Figure 2 shows the trust-weighted average CO readings vs. time (each time point is a CO detection service request) with the percentage of bad nodes P M set at 30% and P a set at 100%. We observe TaaS (red line) levering the proposed cloud hierarchy can provide CO readings very close to ground truth (black line) as time progresses. Further, our TaaS cloud utility outperforms EigenTrust, PeerTrust, ServiceTrust, and Adaptive IoT Trust in terms of accuracy, convergence, and resiliency due to its ability to effectively aggregate trust evidence from all nodes in the system through the simple standard store-process-forward and forward-wait-reply cloud computing paradigms.

Fig. 2.
figure 2

Performance comparison of trust-weighted average CO readings of the air pollution detection and response application. (Color figure online)

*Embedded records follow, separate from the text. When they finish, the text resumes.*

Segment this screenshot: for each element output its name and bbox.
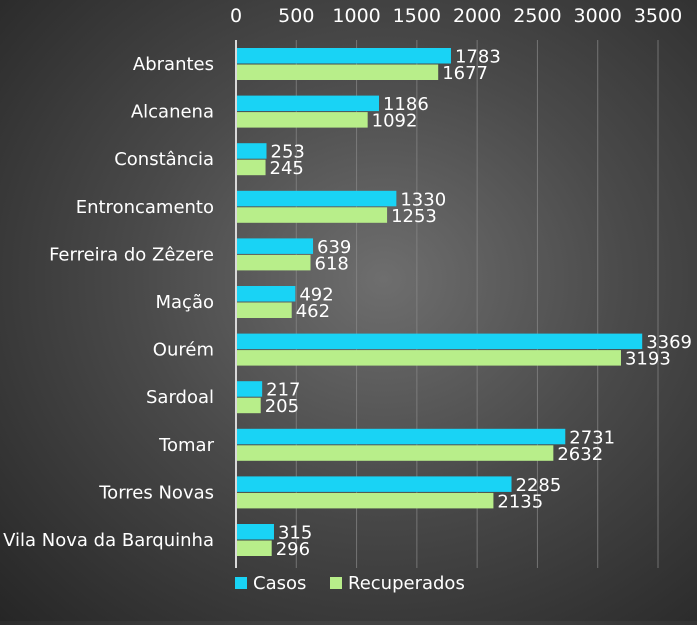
data-label: 2285 xyxy=(516,475,562,496)
data-label: 1783 xyxy=(455,47,501,68)
data-label: 253 xyxy=(271,142,305,163)
bar-casos xyxy=(236,524,274,540)
category-label: Sardoal xyxy=(146,387,214,408)
bar-recuperados xyxy=(236,302,292,318)
legend-swatch-recuperados xyxy=(330,577,342,589)
x-tick-label: 2000 xyxy=(453,5,501,27)
data-label: 1092 xyxy=(372,111,418,132)
category-label: Vila Nova da Barquinha xyxy=(3,530,214,551)
data-label: 462 xyxy=(296,301,330,322)
bar-recuperados xyxy=(236,159,266,176)
x-tick-label: 3000 xyxy=(574,5,622,27)
data-label: 1330 xyxy=(400,189,446,210)
category-label: Ourém xyxy=(153,340,214,361)
bar-casos xyxy=(236,428,566,445)
data-label: 1677 xyxy=(442,63,488,84)
bar-casos xyxy=(236,381,263,397)
bar-recuperados xyxy=(236,350,621,366)
category-label: Constância xyxy=(114,149,214,170)
x-tick-label: 3500 xyxy=(634,5,682,27)
legend-swatch-casos xyxy=(235,577,247,589)
bar-recuperados xyxy=(236,492,494,509)
category-label: Tomar xyxy=(158,435,215,456)
category-label: Abrantes xyxy=(133,54,214,75)
category-label: Entroncamento xyxy=(76,197,214,218)
bar-casos xyxy=(236,476,512,492)
bar-recuperados xyxy=(236,112,368,128)
data-label: 2632 xyxy=(557,444,603,465)
data-label: 618 xyxy=(315,253,349,274)
bar-recuperados xyxy=(236,207,388,223)
bar-casos xyxy=(236,143,267,159)
bar-casos xyxy=(236,95,379,112)
x-tick-label: 500 xyxy=(278,5,314,27)
bar-casos xyxy=(236,286,296,302)
data-label: 217 xyxy=(266,380,300,401)
bar-recuperados xyxy=(236,254,311,271)
bar-recuperados xyxy=(236,64,439,80)
data-label: 1186 xyxy=(383,94,429,115)
bar-recuperados xyxy=(236,445,554,461)
bar-casos xyxy=(236,48,451,64)
data-label: 3193 xyxy=(625,349,671,370)
data-label: 3369 xyxy=(646,332,692,353)
bar-recuperados xyxy=(236,397,261,414)
data-label: 1253 xyxy=(391,206,437,227)
category-label: Ferreira do Zêzere xyxy=(49,244,214,265)
bar-recuperados xyxy=(236,540,272,556)
bar-casos xyxy=(236,333,643,350)
data-label: 245 xyxy=(270,158,304,179)
bar-casos xyxy=(236,190,397,207)
data-label: 2135 xyxy=(497,491,543,512)
x-tick-label: 2500 xyxy=(513,5,561,27)
legend-label-recuperados: Recuperados xyxy=(348,573,465,594)
data-label: 315 xyxy=(278,523,312,544)
data-label: 205 xyxy=(265,396,299,417)
legend-label-casos: Casos xyxy=(253,573,306,594)
category-label: Mação xyxy=(156,292,215,313)
x-tick-label: 0 xyxy=(230,5,242,27)
data-label: 639 xyxy=(317,237,351,258)
data-label: 296 xyxy=(276,539,310,560)
bar-casos xyxy=(236,238,314,254)
x-tick-label: 1500 xyxy=(393,5,441,27)
category-label: Alcanena xyxy=(131,102,214,123)
data-label: 2731 xyxy=(569,427,615,448)
x-tick-label: 1000 xyxy=(332,5,380,27)
category-label: Torres Novas xyxy=(98,482,214,503)
data-label: 492 xyxy=(299,285,333,306)
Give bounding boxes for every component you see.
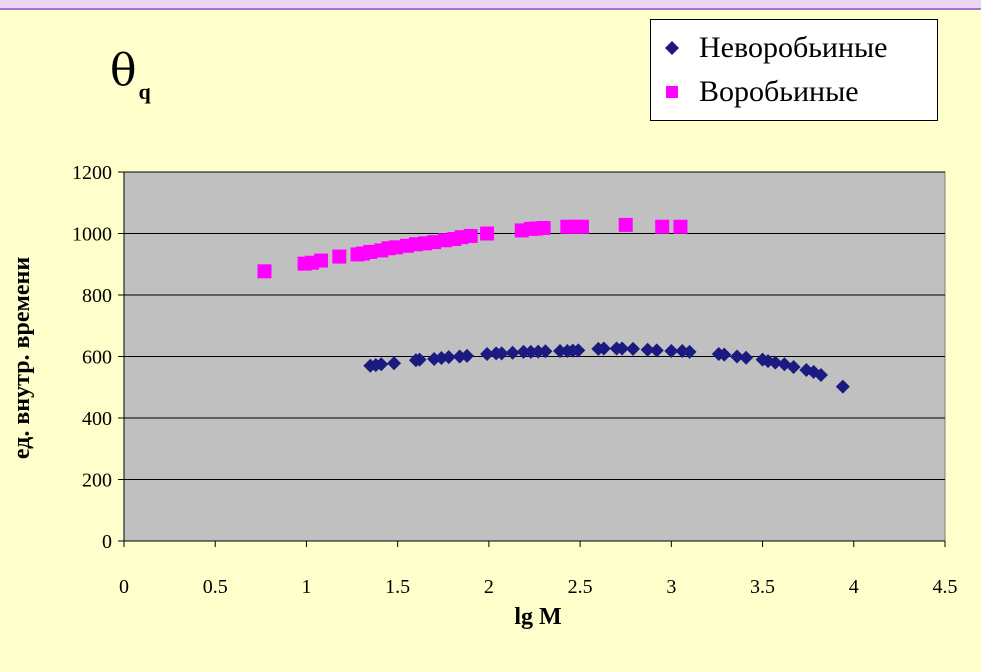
theta-symbol: θ: [110, 45, 137, 96]
x-tick-labels: 0 0.5 1 1.5 2 2.5 3 3.5 4 4.5: [119, 576, 958, 598]
data-point-passerine: [574, 219, 589, 234]
data-points: [257, 217, 850, 394]
data-point-passerine: [655, 219, 670, 234]
x-tick-label: 2.5: [568, 576, 593, 598]
data-point-non-passerine: [664, 343, 679, 358]
data-point-passerine: [427, 235, 442, 250]
data-point-non-passerine: [615, 341, 630, 356]
data-point-passerine: [480, 226, 495, 241]
data-point-passerine: [618, 217, 633, 232]
data-point-non-passerine: [739, 350, 754, 365]
x-tick-label: 3: [666, 576, 676, 598]
data-point-non-passerine: [730, 349, 745, 364]
data-point-non-passerine: [516, 344, 531, 359]
data-point-passerine: [463, 228, 478, 243]
legend-label: Воробьиные: [699, 75, 859, 108]
data-point-non-passerine: [835, 379, 850, 394]
legend-item-passerines: Воробьиные: [663, 72, 859, 112]
data-point-non-passerine: [813, 367, 828, 382]
x-tick-label: 0.5: [203, 576, 228, 598]
legend-item-non-passerines: Неворобьиные: [663, 28, 887, 68]
data-point-passerine: [388, 240, 403, 255]
data-point-non-passerine: [480, 347, 495, 362]
data-point-non-passerine: [596, 341, 611, 356]
data-point-non-passerine: [505, 345, 520, 360]
data-point-passerine: [314, 253, 329, 268]
data-point-non-passerine: [374, 357, 389, 372]
axes: [118, 171, 946, 547]
y-tick-label: 400: [82, 408, 112, 430]
x-tick-label: 4.5: [933, 576, 958, 598]
y-tick-label: 1200: [72, 162, 112, 184]
data-point-non-passerine: [768, 355, 783, 370]
data-point-non-passerine: [682, 344, 697, 359]
y-tick-label: 800: [82, 285, 112, 307]
data-point-non-passerine: [387, 356, 402, 371]
data-point-non-passerine: [571, 343, 586, 358]
data-point-non-passerine: [640, 342, 655, 357]
data-point-non-passerine: [412, 352, 427, 367]
x-tick-label: 4: [849, 576, 859, 598]
data-point-passerine: [257, 264, 272, 279]
data-point-non-passerine: [441, 350, 456, 365]
data-point-non-passerine: [553, 343, 568, 358]
legend: Неворобьиные Воробьиные: [650, 19, 938, 121]
theta-q-heading: θq: [110, 45, 151, 104]
data-point-non-passerine: [538, 344, 553, 359]
data-point-non-passerine: [459, 348, 474, 363]
gridlines: [124, 171, 945, 480]
x-tick-label: 1: [301, 576, 311, 598]
x-tick-label: 2: [484, 576, 494, 598]
data-point-non-passerine: [626, 341, 641, 356]
diamond-marker-icon: [665, 41, 679, 55]
square-marker-icon: [666, 86, 678, 98]
theta-subscript: q: [138, 79, 151, 104]
x-tick-label: 1.5: [385, 576, 410, 598]
data-point-non-passerine: [786, 359, 801, 374]
y-tick-label: 1000: [72, 224, 112, 246]
x-tick-label: 3.5: [750, 576, 775, 598]
data-point-non-passerine: [494, 346, 509, 361]
y-axis-title: ед. внутр. времени: [9, 257, 35, 459]
x-tick-label: 0: [119, 576, 129, 598]
data-point-passerine: [536, 220, 551, 235]
slide-top-border: [0, 0, 981, 10]
data-point-passerine: [673, 219, 688, 234]
y-tick-label: 200: [82, 470, 112, 492]
data-point-passerine: [332, 249, 347, 264]
data-point-non-passerine: [717, 347, 732, 362]
y-tick-label: 600: [82, 347, 112, 369]
x-axis-title: lg M: [514, 604, 561, 630]
y-tick-labels: 0 200 400 600 800 1000 1200: [72, 162, 112, 553]
legend-label: Неворобьиные: [699, 31, 888, 64]
data-point-passerine: [363, 244, 378, 259]
y-tick-label: 0: [102, 531, 112, 553]
data-point-non-passerine: [649, 343, 664, 358]
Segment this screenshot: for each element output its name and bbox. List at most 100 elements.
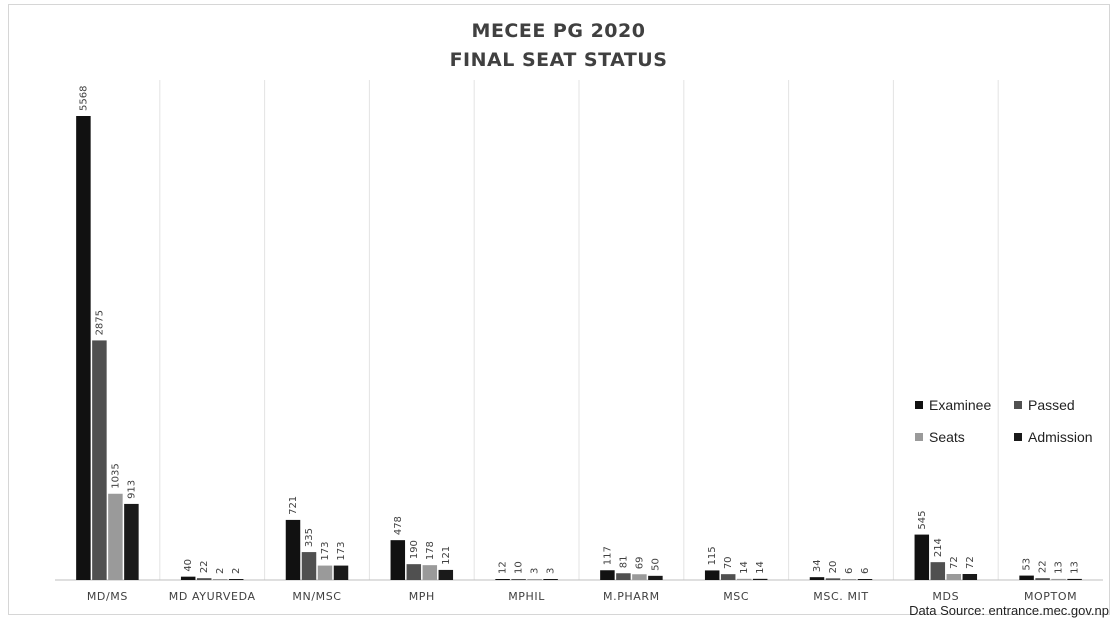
- data-label: 81: [618, 556, 629, 569]
- bar-seats: [632, 574, 647, 580]
- chart-frame: [8, 4, 1110, 615]
- data-label: 40: [183, 559, 194, 572]
- bar-seats: [212, 579, 228, 580]
- data-label: 72: [965, 556, 976, 569]
- bar-examinee: [914, 534, 930, 580]
- bar-examinee: [180, 576, 196, 580]
- data-label: 3: [530, 568, 541, 574]
- bar-admission: [543, 579, 558, 580]
- data-label: 121: [441, 546, 452, 565]
- data-label: 20: [828, 561, 839, 574]
- bar-seats: [946, 574, 962, 580]
- data-label: 50: [650, 558, 661, 571]
- bar-passed: [301, 552, 317, 580]
- legend-item-passed: Passed: [1014, 397, 1075, 413]
- x-tick-label: MD AYURVEDA: [169, 590, 256, 603]
- data-label: 13: [1070, 561, 1081, 574]
- legend-label-passed: Passed: [1028, 397, 1075, 413]
- bar-admission: [228, 579, 244, 580]
- data-label: 6: [860, 568, 871, 574]
- bar-examinee: [76, 116, 91, 580]
- data-label: 2: [215, 568, 226, 574]
- x-tick-label: MSC: [723, 590, 749, 603]
- x-tick-label: MOPTOM: [1024, 590, 1077, 603]
- data-label: 178: [425, 541, 436, 560]
- bar-seats: [317, 565, 333, 580]
- bar-seats: [527, 579, 542, 580]
- bar-examinee: [1019, 575, 1034, 580]
- bar-seats: [1051, 578, 1066, 580]
- bar-admission: [1067, 578, 1082, 580]
- x-tick-label: MDS: [932, 590, 959, 603]
- bar-passed: [511, 579, 526, 580]
- bar-passed: [825, 578, 841, 580]
- bar-examinee: [704, 570, 720, 580]
- bar-passed: [930, 562, 946, 580]
- bar-seats: [841, 579, 857, 580]
- data-label: 69: [634, 557, 645, 570]
- legend-swatch-examinee: [915, 401, 923, 409]
- data-label: 913: [126, 480, 137, 499]
- data-label: 5568: [78, 86, 89, 111]
- data-label: 545: [917, 510, 928, 529]
- bar-admission: [124, 503, 139, 580]
- bar-admission: [962, 574, 978, 580]
- legend-swatch-admission: [1014, 433, 1022, 441]
- bar-admission: [857, 579, 873, 580]
- data-label: 10: [514, 561, 525, 574]
- data-label: 2875: [94, 310, 105, 335]
- x-tick-label: MN/MSC: [292, 590, 341, 603]
- bar-examinee: [390, 540, 406, 580]
- legend-item-admission: Admission: [1014, 429, 1093, 445]
- data-label: 335: [304, 528, 315, 547]
- bar-passed: [196, 578, 212, 580]
- legend-item-examinee: Examinee: [915, 397, 991, 413]
- data-label: 14: [739, 561, 750, 574]
- data-label: 721: [288, 496, 299, 515]
- data-label: 3: [546, 568, 557, 574]
- data-label: 13: [1054, 561, 1065, 574]
- bar-passed: [720, 574, 736, 580]
- data-label: 53: [1022, 558, 1033, 571]
- legend-item-seats: Seats: [915, 429, 965, 445]
- chart-title-line2: FINAL SEAT STATUS: [449, 49, 668, 71]
- bar-admission: [438, 569, 454, 580]
- bar-examinee: [285, 519, 301, 580]
- legend-swatch-seats: [915, 433, 923, 441]
- data-label: 2: [231, 568, 242, 574]
- chart-title-line1: MECEE PG 2020: [471, 20, 646, 42]
- bar-examinee: [600, 570, 615, 580]
- bar-passed: [1035, 578, 1050, 580]
- x-tick-label: MPH: [409, 590, 435, 603]
- bar-seats: [422, 565, 438, 580]
- bar-seats: [736, 578, 752, 580]
- data-label: 190: [409, 540, 420, 559]
- data-source-note: Data Source: entrance.mec.gov.np: [909, 603, 1109, 618]
- bar-passed: [616, 573, 631, 580]
- bar-admission: [333, 565, 349, 580]
- data-label: 173: [336, 541, 347, 560]
- data-label: 72: [949, 556, 960, 569]
- data-label: 1035: [110, 463, 121, 488]
- data-label: 34: [812, 559, 823, 572]
- legend-label-examinee: Examinee: [929, 397, 992, 413]
- data-label: 214: [933, 538, 944, 557]
- data-label: 22: [1038, 560, 1049, 573]
- bar-examinee: [809, 577, 825, 580]
- data-label: 6: [844, 568, 855, 574]
- data-label: 117: [602, 546, 613, 565]
- bar-seats: [108, 493, 123, 580]
- data-label: 478: [393, 516, 404, 535]
- data-label: 115: [707, 546, 718, 565]
- legend-label-seats: Seats: [929, 429, 965, 445]
- x-tick-label: MSC. MIT: [813, 590, 868, 603]
- data-label: 70: [723, 556, 734, 569]
- bar-passed: [92, 340, 107, 580]
- bar-passed: [406, 564, 422, 580]
- x-tick-label: MPHIL: [508, 590, 545, 603]
- bar-admission: [752, 578, 768, 580]
- bar-examinee: [495, 579, 510, 580]
- data-label: 173: [320, 541, 331, 560]
- data-label: 14: [755, 561, 766, 574]
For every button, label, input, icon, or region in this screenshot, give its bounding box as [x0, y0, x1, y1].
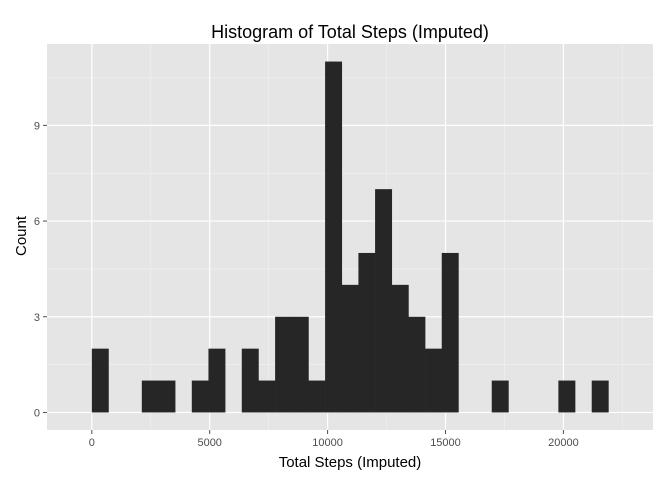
- histogram-bar: [375, 189, 393, 413]
- histogram-bar: [408, 316, 426, 413]
- histogram-bars: [91, 61, 609, 413]
- y-tick-label: 6: [34, 216, 40, 228]
- x-axis-label: Total Steps (Imputed): [279, 454, 422, 471]
- histogram-bar: [91, 348, 109, 413]
- histogram-bar: [558, 380, 576, 413]
- x-tick-label: 0: [89, 437, 95, 449]
- histogram-bar: [491, 380, 509, 413]
- histogram-bar: [158, 380, 176, 413]
- histogram-bar: [258, 380, 276, 413]
- histogram-bar: [241, 348, 259, 413]
- x-tick-label: 15000: [430, 437, 461, 449]
- x-tick-label: 10000: [312, 437, 343, 449]
- x-axis-ticks: 0 5000 10000 15000 20000: [89, 430, 579, 449]
- histogram-bar: [308, 380, 326, 413]
- histogram-bar: [275, 316, 293, 413]
- chart-title: Histogram of Total Steps (Imputed): [211, 22, 489, 42]
- y-tick-label: 0: [34, 407, 40, 419]
- y-axis-label: Count: [13, 215, 30, 256]
- histogram-bar: [208, 348, 226, 413]
- y-tick-label: 3: [34, 312, 40, 324]
- y-axis-ticks: 0 3 6 9: [34, 120, 47, 419]
- histogram-bar: [591, 380, 609, 413]
- histogram-bar: [141, 380, 159, 413]
- x-tick-label: 20000: [548, 437, 579, 449]
- histogram-bar: [391, 284, 409, 413]
- histogram-bar: [358, 252, 376, 413]
- y-tick-label: 9: [34, 120, 40, 132]
- histogram-bar: [441, 252, 459, 413]
- histogram-bar: [425, 348, 443, 413]
- histogram-bar: [341, 284, 359, 413]
- histogram-bar: [191, 380, 209, 413]
- x-tick-label: 5000: [197, 437, 221, 449]
- histogram-bar: [291, 316, 309, 413]
- histogram-bar: [325, 61, 343, 413]
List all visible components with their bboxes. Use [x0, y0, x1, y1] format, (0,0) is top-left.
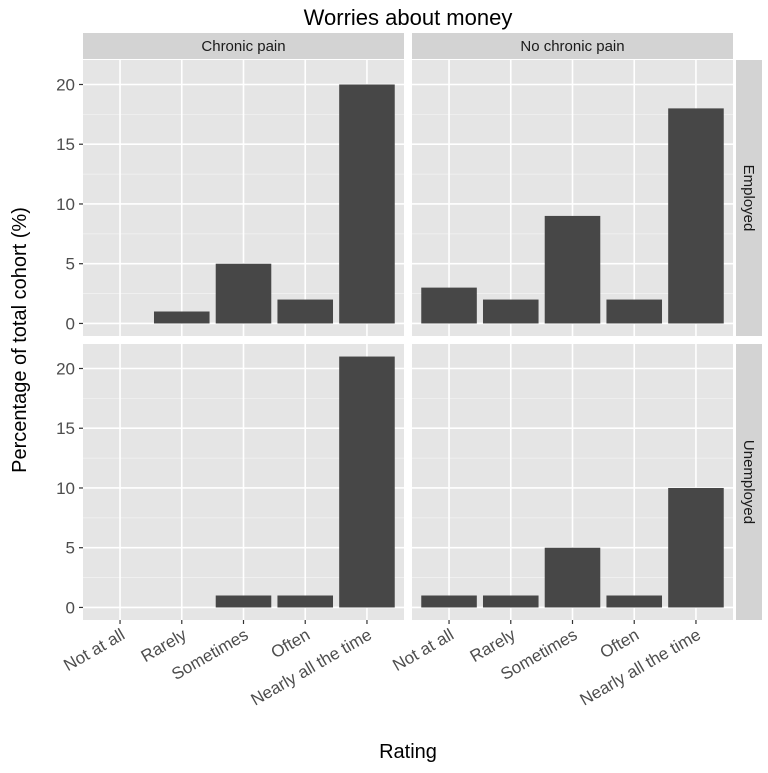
- y-tick-label: 0: [66, 314, 75, 333]
- y-tick-label: 5: [66, 539, 75, 558]
- y-tick-label: 0: [66, 598, 75, 617]
- bar: [668, 487, 724, 608]
- bar: [277, 299, 334, 324]
- bar: [421, 287, 477, 324]
- bar: [339, 84, 395, 324]
- bar: [606, 299, 663, 324]
- panel-employed-no-chronic-pain: [412, 60, 733, 336]
- x-axis-label: Rating: [379, 741, 437, 763]
- y-tick-label: 5: [66, 255, 75, 274]
- y-tick-label: 15: [56, 135, 75, 154]
- bar: [277, 595, 334, 608]
- facet-strip-label: Employed: [740, 165, 757, 232]
- panel-employed-chronic-pain: 0 5 10 15 20: [56, 60, 404, 336]
- bar: [482, 299, 539, 324]
- facet-strip-label: Unemployed: [740, 440, 757, 524]
- chart-title: Worries about money: [304, 5, 513, 30]
- bar: [482, 595, 539, 608]
- bar: [668, 108, 724, 324]
- bar: [421, 595, 477, 608]
- facet-strip-no-chronic-pain: [412, 33, 733, 59]
- bar: [606, 595, 663, 608]
- y-tick-label: 20: [56, 359, 75, 378]
- facet-strip-chronic-pain: [83, 33, 404, 59]
- y-axis-label: Percentage of total cohort (%): [9, 207, 31, 473]
- y-tick-label: 10: [56, 195, 75, 214]
- y-tick-label: 20: [56, 75, 75, 94]
- facet-strip-employed: [736, 60, 762, 336]
- y-tick-label: 10: [56, 479, 75, 498]
- bar: [215, 263, 272, 324]
- bar: [153, 311, 210, 324]
- facet-strip-unemployed: [736, 344, 762, 620]
- bar: [544, 215, 601, 324]
- bar: [215, 595, 272, 608]
- bar: [339, 356, 395, 608]
- bar: [544, 547, 601, 608]
- facet-strip-label: Chronic pain: [201, 38, 285, 55]
- facet-strip-label: No chronic pain: [520, 38, 624, 55]
- y-tick-label: 15: [56, 419, 75, 438]
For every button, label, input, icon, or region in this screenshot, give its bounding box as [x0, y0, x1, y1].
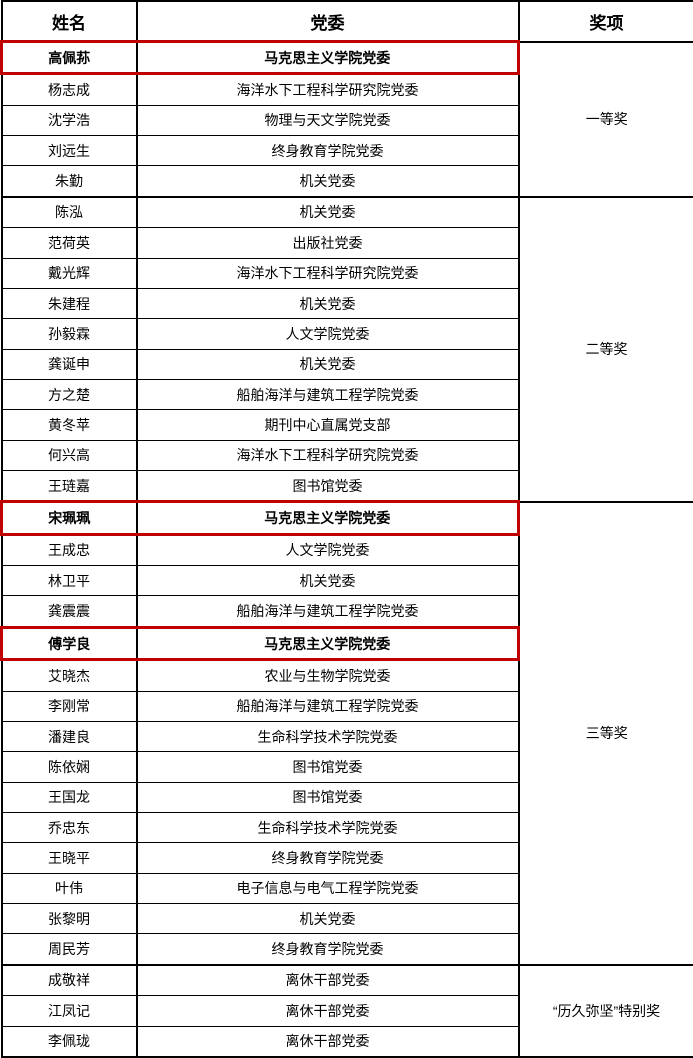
committee-cell: 物理与天文学院党委	[137, 105, 519, 135]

Figure 3 shows the percentage of bad nodes selected to provide sensing results. TaaS outperforms EigenTrust, PeerTrust, ServiceTrust, and Adaptive IoT Trust as time progresses because unlike Adaptive IoT Trust [9], TaaS can leverage cloud service to aggregate broad evidence from all nodes having service experiences with IoT devices reporting sensing results.

Fig. 3.
figure 3

Percentage of Bad IoT devices selected to provide CO sensing service for the air pollution detection and response application.

4 Conclusion

In this paper we developed a scalable TaaS cloud utility leveraging a cloud hierarchy that can provide integrated mobility, service, and trust management of a huge number of IoT devices. Through an air pollution detection and response IoT application, we demonstrated that our TaaS cloud utility outperforms existing distributed IoT/P2P trust protocols while achieving scalability and accuracy of selecting trustworthy participants, because it can leverage simple yet powerful store-process-forward and for-ward-wait-reply cloud computing paradigms to aggregate broad service evidence from all nodes in the system.

In this paper we only conducted performance comparison of TaaS against existing distributed IoT trust protocols in terms of the accuracy of selecting trustworthy participants. In the future, we plan to conduct more experiments to quantify the gain of our scalability design in terms of performance metrics such as resource overhead, energy consumption, and service latency.